Devait-il condamner ceux qui, se glissant au sein de cette manifestation, ont revendiqué des tirs sur une caserne de gendarmerie ? Cette action, il ne l’avait ni dirigée, ni suscitée et n’y avait participé en aucune manière.
Malgré une grève de la faim engagée dès les premiers jours de sa captivité, l’homme demeura donc privé de sa liberté plus de deux mois, subissant les humiliations et les refus catégoriques d’un élargissement sous contrôle judiciaire.
Certes, il fut soutenu, par un comité de soutien, immédiatement crée à son intention, qui se démena du mieux qu’il put pour alerter l’opinion et mobiliser les élus.
Certes il reçut un nombre impressionnant de témoignages de soutien (écrivains, artistes, hommes politiques de tous bords, anonymes...
Certes l’initiative lancée par les éditions Albiana, en permettant à tout un chacun d’apporter une contribution créative en sa faveur fut une brillante réussite...
Certes cette privation de liberté lui permit de s’adonner à sa passion, nos donnant ainsi à lire un ouvrage passionnant qui nous permet de suivre sa galère
Mais au final que de souffrances, que de solitude !
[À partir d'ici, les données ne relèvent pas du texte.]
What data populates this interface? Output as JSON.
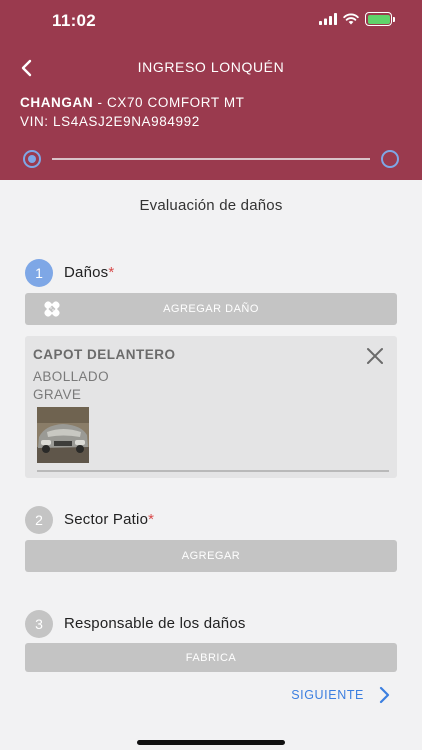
{
  "status_bar": {
    "time": "11:02"
  },
  "header": {
    "title": "INGRESO LONQUÉN",
    "vehicle_brand": "CHANGAN",
    "vehicle_model": " - CX70 COMFORT MT",
    "vin": "VIN: LS4ASJ2E9NA984992"
  },
  "main": {
    "title": "Evaluación de daños",
    "sections": [
      {
        "number": "1",
        "label": "Daños",
        "required": "*",
        "button": "AGREGAR DAÑO"
      },
      {
        "number": "2",
        "label": "Sector Patio",
        "required": "*",
        "button": "AGREGAR"
      },
      {
        "number": "3",
        "label": "Responsable de los daños",
        "button": "FABRICA"
      }
    ],
    "damage": {
      "part": "CAPOT DELANTERO",
      "type": "ABOLLADO",
      "severity": "GRAVE"
    }
  },
  "footer": {
    "next_label": "SIGUIENTE"
  },
  "colors": {
    "header_bg": "#9a3a4e",
    "accent_blue": "#7ea7e6",
    "link_blue": "#3c7fe0",
    "required_red": "#d84a4a",
    "disabled_gray": "#c4c4c4"
  },
  "icons": [
    "back-chevron-icon",
    "wifi-icon",
    "signal-icon",
    "battery-icon",
    "bandage-icon",
    "close-icon",
    "chevron-right-icon"
  ]
}
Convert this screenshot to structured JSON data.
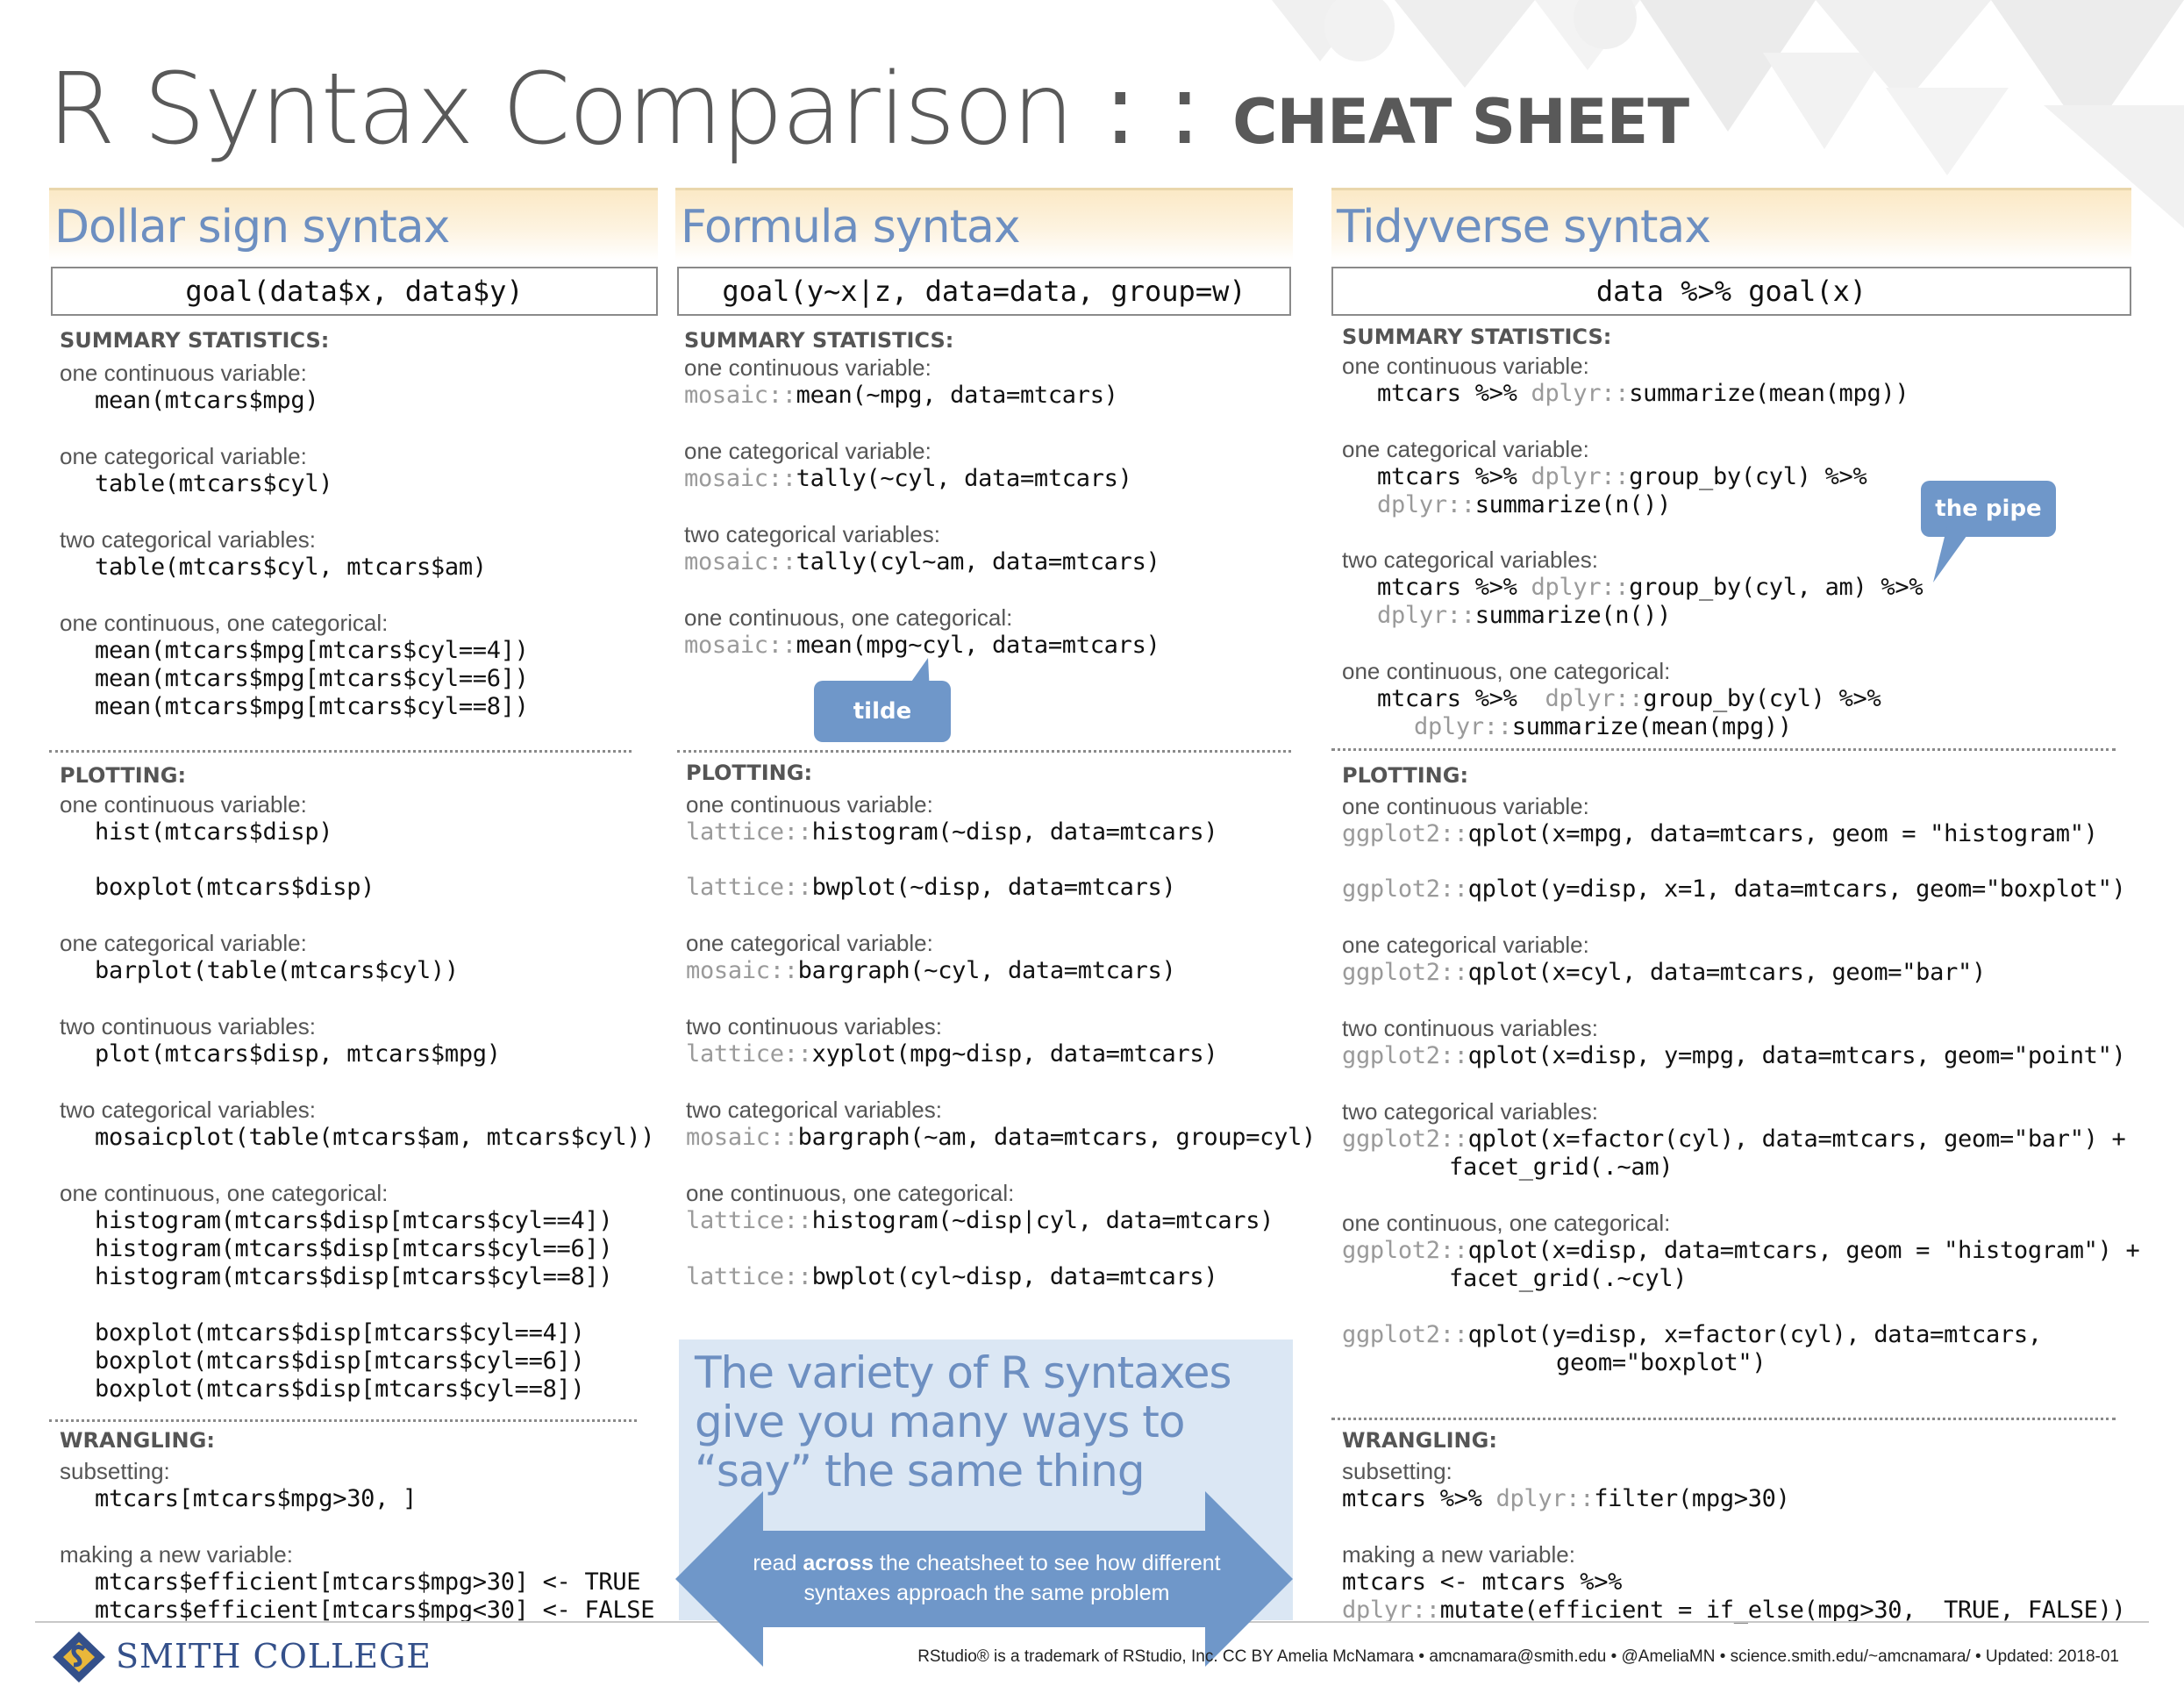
{
  "title": {
    "main": "R Syntax Comparison",
    "separator": " : : ",
    "sub": "CHEAT SHEET"
  },
  "columns": [
    {
      "heading": "Dollar sign syntax",
      "syntax": "goal(data$x, data$y)"
    },
    {
      "heading": "Formula syntax",
      "syntax": "goal(y~x|z, data=data, group=w)"
    },
    {
      "heading": "Tidyverse syntax",
      "syntax": "data %>% goal(x)"
    }
  ],
  "sections": {
    "summary": "SUMMARY STATISTICS:",
    "plotting": "PLOTTING:",
    "wrangling": "WRANGLING:"
  },
  "labels": {
    "one_cont": "one continuous variable:",
    "one_cat": "one categorical variable:",
    "two_cat": "two categorical variables:",
    "cont_cat": "one continuous, one categorical:",
    "two_cont": "two continuous variables:",
    "subsetting": "subsetting:",
    "new_var": "making a new variable:"
  },
  "dollar": {
    "mean_mpg": "mean(mtcars$mpg)",
    "table_cyl": "table(mtcars$cyl)",
    "table_cyl_am": "table(mtcars$cyl, mtcars$am)",
    "mean_4": "mean(mtcars$mpg[mtcars$cyl==4])",
    "mean_6": "mean(mtcars$mpg[mtcars$cyl==6])",
    "mean_8": "mean(mtcars$mpg[mtcars$cyl==8])",
    "hist": "hist(mtcars$disp)",
    "boxplot": "boxplot(mtcars$disp)",
    "barplot": "barplot(table(mtcars$cyl))",
    "plot": "plot(mtcars$disp, mtcars$mpg)",
    "mosaic": "mosaicplot(table(mtcars$am, mtcars$cyl))",
    "hist_4": "histogram(mtcars$disp[mtcars$cyl==4])",
    "hist_6": "histogram(mtcars$disp[mtcars$cyl==6])",
    "hist_8": "histogram(mtcars$disp[mtcars$cyl==8])",
    "box_4": "boxplot(mtcars$disp[mtcars$cyl==4])",
    "box_6": "boxplot(mtcars$disp[mtcars$cyl==6])",
    "box_8": "boxplot(mtcars$disp[mtcars$cyl==8])",
    "subset": "mtcars[mtcars$mpg>30, ]",
    "new_true": "mtcars$efficient[mtcars$mpg>30] <- TRUE",
    "new_false": "mtcars$efficient[mtcars$mpg<30] <- FALSE"
  },
  "formula": {
    "mosaic_pkg": "mosaic::",
    "lattice_pkg": "lattice::",
    "mean_mpg": "mean(~mpg, data=mtcars)",
    "tally_cyl": "tally(~cyl, data=mtcars)",
    "tally_cyl_am": "tally(cyl~am, data=mtcars)",
    "mean_mpg_cyl": "mean(mpg~cyl, data=mtcars)",
    "histogram": "histogram(~disp, data=mtcars)",
    "bwplot": "bwplot(~disp, data=mtcars)",
    "bargraph": "bargraph(~cyl, data=mtcars)",
    "xyplot": "xyplot(mpg~disp, data=mtcars)",
    "bargraph_group": "bargraph(~am, data=mtcars, group=cyl)",
    "histogram_cyl": "histogram(~disp|cyl, data=mtcars)",
    "bwplot_cyl": "bwplot(cyl~disp, data=mtcars)"
  },
  "tidy": {
    "dplyr_pkg": "dplyr::",
    "ggplot_pkg": "ggplot2::",
    "mtcars_pipe": "mtcars %>% ",
    "pipe": " %>%",
    "summarize_mean": "summarize(mean(mpg))",
    "group_cyl": "group_by(cyl)",
    "group_cyl_am": "group_by(cyl, am)",
    "summarize_n": "summarize(n())",
    "qplot_hist": "qplot(x=mpg, data=mtcars, geom = \"histogram\")",
    "qplot_box": "qplot(y=disp, x=1, data=mtcars, geom=\"boxplot\")",
    "qplot_bar": "qplot(x=cyl, data=mtcars, geom=\"bar\")",
    "qplot_point": "qplot(x=disp, y=mpg, data=mtcars, geom=\"point\")",
    "qplot_factor_bar": "qplot(x=factor(cyl), data=mtcars, geom=\"bar\") +",
    "facet_am": "facet_grid(.~am)",
    "qplot_hist_disp": "qplot(x=disp, data=mtcars, geom = \"histogram\") +",
    "facet_cyl": "facet_grid(.~cyl)",
    "qplot_box_factor": "qplot(y=disp, x=factor(cyl), data=mtcars,",
    "geom_boxplot": "geom=\"boxplot\")",
    "filter": "filter(mpg>30)",
    "filter_prefix": "mtcars %>% ",
    "mutate_prefix": "mtcars <- mtcars %>%",
    "mutate": "mutate(efficient = if_else(mpg>30,  TRUE, FALSE))"
  },
  "callouts": {
    "tilde": "tilde",
    "pipe": "the pipe"
  },
  "banner": {
    "headline": "The variety of R syntaxes give you many ways to “say” the same thing",
    "arrow_pre": "read ",
    "arrow_bold": "across",
    "arrow_post": " the cheatsheet to see how different syntaxes approach the same problem"
  },
  "footer": {
    "college": "SMITH COLLEGE",
    "credits": "RStudio® is a trademark of RStudio, Inc.    CC BY Amelia McNamara •  amcnamara@smith.edu  •  @AmeliaMN • science.smith.edu/~amcnamara/  •  Updated: 2018-01"
  },
  "colors": {
    "accent_blue": "#6d8fc1",
    "callout_blue": "#6f97c9",
    "header_gold": "#fbe9c6",
    "banner_bg": "#dbe7f4",
    "college_blue": "#34508a",
    "logo_gold": "#e9b73a"
  }
}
Il y a, bien sûr, la solitude de l’homme pétrifié entre les quatre murs de sa geôle mais aussi la solitude d’un combat désespéré qui ne convainc plus grand monde en Corse. Si les parlementaires de l’île et les représentants de l’Assemblée n’ont pas hésité à prendre position en sa faveur. Le nombre de pétitionnaires représentant le grand public et celui des élus de proximité lui ayant apporté son soutien est bien là pour témoigner du gouffre abyssal séparant l’idéal mis en exergue du sentiment général de la population insulaire.
C’est précisément parce que cet homme est seul que je l’ai soutenu. Il ne s’agit en aucune manière de la solitude de l’esthète considérant le bas monde avec dédain, ni de la solitude de l’individualiste forcené ne jurant que par l’importance de son nombril mais d’une autre forme de solitude. Celle de l’individu placé devant des choix qu’il assume mais qui lui paraissent avoir été trahis.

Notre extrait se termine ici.